The Google Ads Budget Formula and a Metric to Help You Beat Your Competitors


By Phil Frost March 20, 2019
Google Ads have helped many businesses thrive because of their power in generating leads and sales. The problem is that this power can be difficult to navigate, which has left some businesses on the sidelines wondering why they didn’t see results.
The topic of how much to spend is one that is tossed around among users and professionals, alike. The answer depends on how well you run your ad campaigns.
Budget for New Google Ads Campaigns
When you first use Google Ads, limit your budget. At this point, you do not know which keywords, ads or landing pages will be most effective, so you need to test different strategies. Because some of the money will be lost, you don’t want to waste too much.
The goal during this stage isn't to make a huge profit. It’s to either make a small profit, break even or only lose some money. Your mindset should be that you’re investing in market research for a much more successful future with Google Ads.
Limiting your budget is a bit arbitrary. Simple math can give you a concrete amount for a budget.
Multiply the estimated cost per click of each keyword you want to test by a minimum of 100 to 200 clicks. This will ensure you're giving each keyword a fair test. For instance, if you are testing 10 keywords with a cost per click of $1, you should consider having a budget of $1,000 to $2,000.
Growing Out of the Budget
You will know when you’re out of the testing phase when profits exceed your budget. This is the sign that tells you to abandon the budget.
Yes, you read that right — no budget.
It’s not about how much you spend on Google Ads — it’s about how much return on investment (ROI) you’re get from it.

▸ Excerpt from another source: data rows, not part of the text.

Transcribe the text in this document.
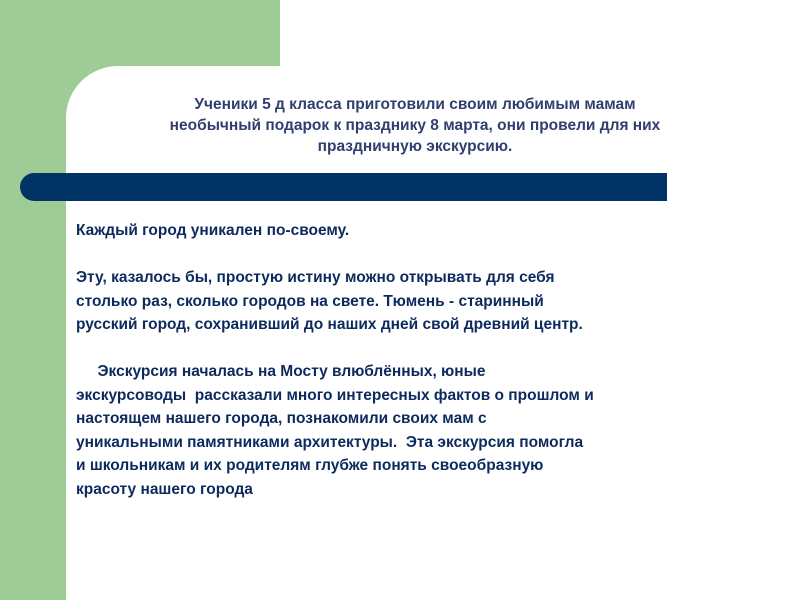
Ученики 5 д класса приготовили своим любимым мамам
необычный подарок к празднику 8 марта, они провели для них
праздничную экскурсию.

Каждый город уникален по-своему.

Эту, казалось бы, простую истину можно открывать для себя

столько раз, сколько городов на свете. Тюмень - старинный

русский город, сохранивший до наших дней свой древний центр.

Экскурсия началась на Мосту влюблённых, юные

экскурсоводы  рассказали много интересных фактов о прошлом и

настоящем нашего города, познакомили своих мам с

уникальными памятниками архитектуры.  Эта экскурсия помогла

и школьникам и их родителям глубже понять своеобразную

красоту нашего города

Think about it for a minute. If you’re making $2, $3 or $4 off a $1 investment, why would you want to cap that? That’s success right there, and you might as well run with it.
Switching From CPC to EPC
Too many people focus on the cost per click of their keywords when they really should be paying attention to their earnings per click (EPC). If you have the highest earnings per click vs. your competitors, then you know you can outbid them to gain more clicks, more leads and more customers.
So, how do you calculate your EPC? All you have to do is multiply your conversion rate (the percentage of people who become paying customers) by your customer value (the amount of money you earn from that customer).
To understand this better, let’s say one customer generates $500 for you. If your conversion rate is 1%, then your earnings per click is $5. This is your golden number. Keywords with a CPC less than $5 will be profitable if your conversion rate remains 1%.
With this in mind, it's important to note that increasing your EPC is the best way to compete in Google Ads.
The cost per click for your target keywords is not likely going to go down ... In fact, there's a good chance you'll need to pay more per click in the coming months and years. That means your EPC is your biggest competitive advantage.
Conclusion
You know that spending a lot of money on Google Ads isn’t what produces results. Ad campaigns need to be run effectively and a budget needs to be used in a way that helps identify what works best in your market. Once that information reveals itself, removing the budget (if possible) and focusing on ROI is the best decision, moving forward.
And remember, the business with the highest EPC has the advantage in Google Ads.